Pratiquement de tous les plans, Angelina Jolie, qui avait perdu de sa superbe depuis longtemps, irradie totalement et insuffle à Maria une nostalgie mélancolique tout en rendant le personnage très personnel. L’actrice incarne à la perfection la diva ultime : cet être à part capable du haut de son talent de déplacer des montagnes (ici, des pianos), mais qui se retrouve bien seule dans sa cage dorée. Posséder le luxe de pouvoir entrer partout, sans jamais être libre nulle part. À part, peut‑être, dans ses pensées…
Bel-Air
En clôturant son triptyque féminin avec Maria Callas, Pablo Larraín se réservait la plus grande difficulté pour la fin. Car, outre l’évocation de Callas, il fallait surtout rendre la musique et raconter une diva qui ne chante plus.
Si l’interprétation d’Angelina Jolie est remarquable, il faut bien reconnaître qu’elle n’arrive jamais à l’aura de son modèle. Qu’importe, il s'agit surtout d'une évocation. Il y a de toute façon qu’une seule et unique Callas, et le film le raconte bien.

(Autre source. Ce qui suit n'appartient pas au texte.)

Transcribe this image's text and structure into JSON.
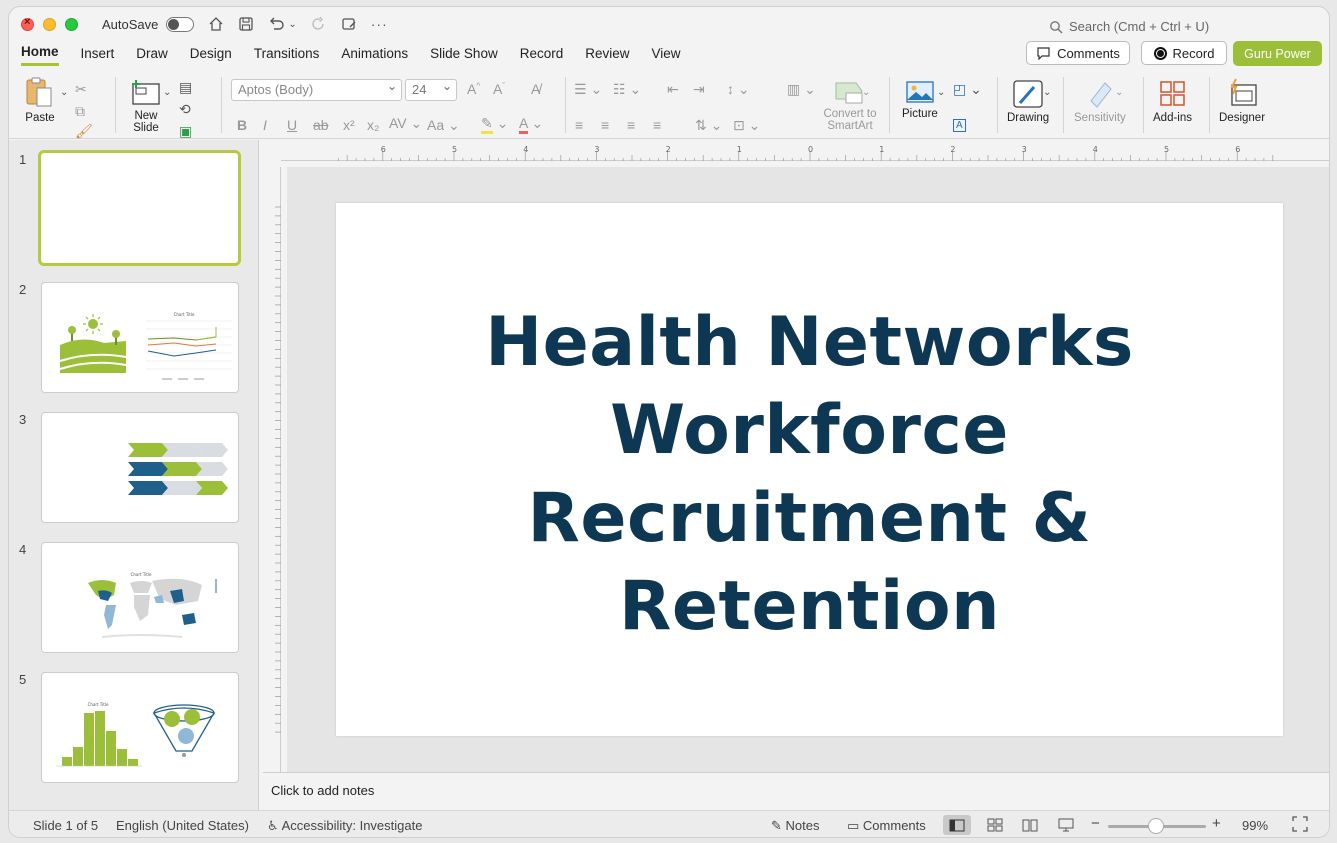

Impossible à surpasser, c’est bien la Callas que l’on écoute durant tout le film, plus qu’Angelina Jolie que l’on regarde jouer. C’est injuste pour l’actrice, mais c’est comme ça et cela fonctionne.
Le film laisse pourtant une impression étrange, peut‑être parce qu'au final, nous connaissons davantage Callas par sa voix que par sa vie. Cette voix légendaire, qui enveloppe le film et résonne magnifiquement de scène en scène, est traitée comme un personnage à part entière, ou du moins comme le double de l’héroïne. Assurément, nous sommes en présence d’un film musical où tout tourne autour de la voix. Inutile d’être un mélomane averti pour tomber sous le charme. Près de 50 ans après son « extinction », sa puissance reste intacte.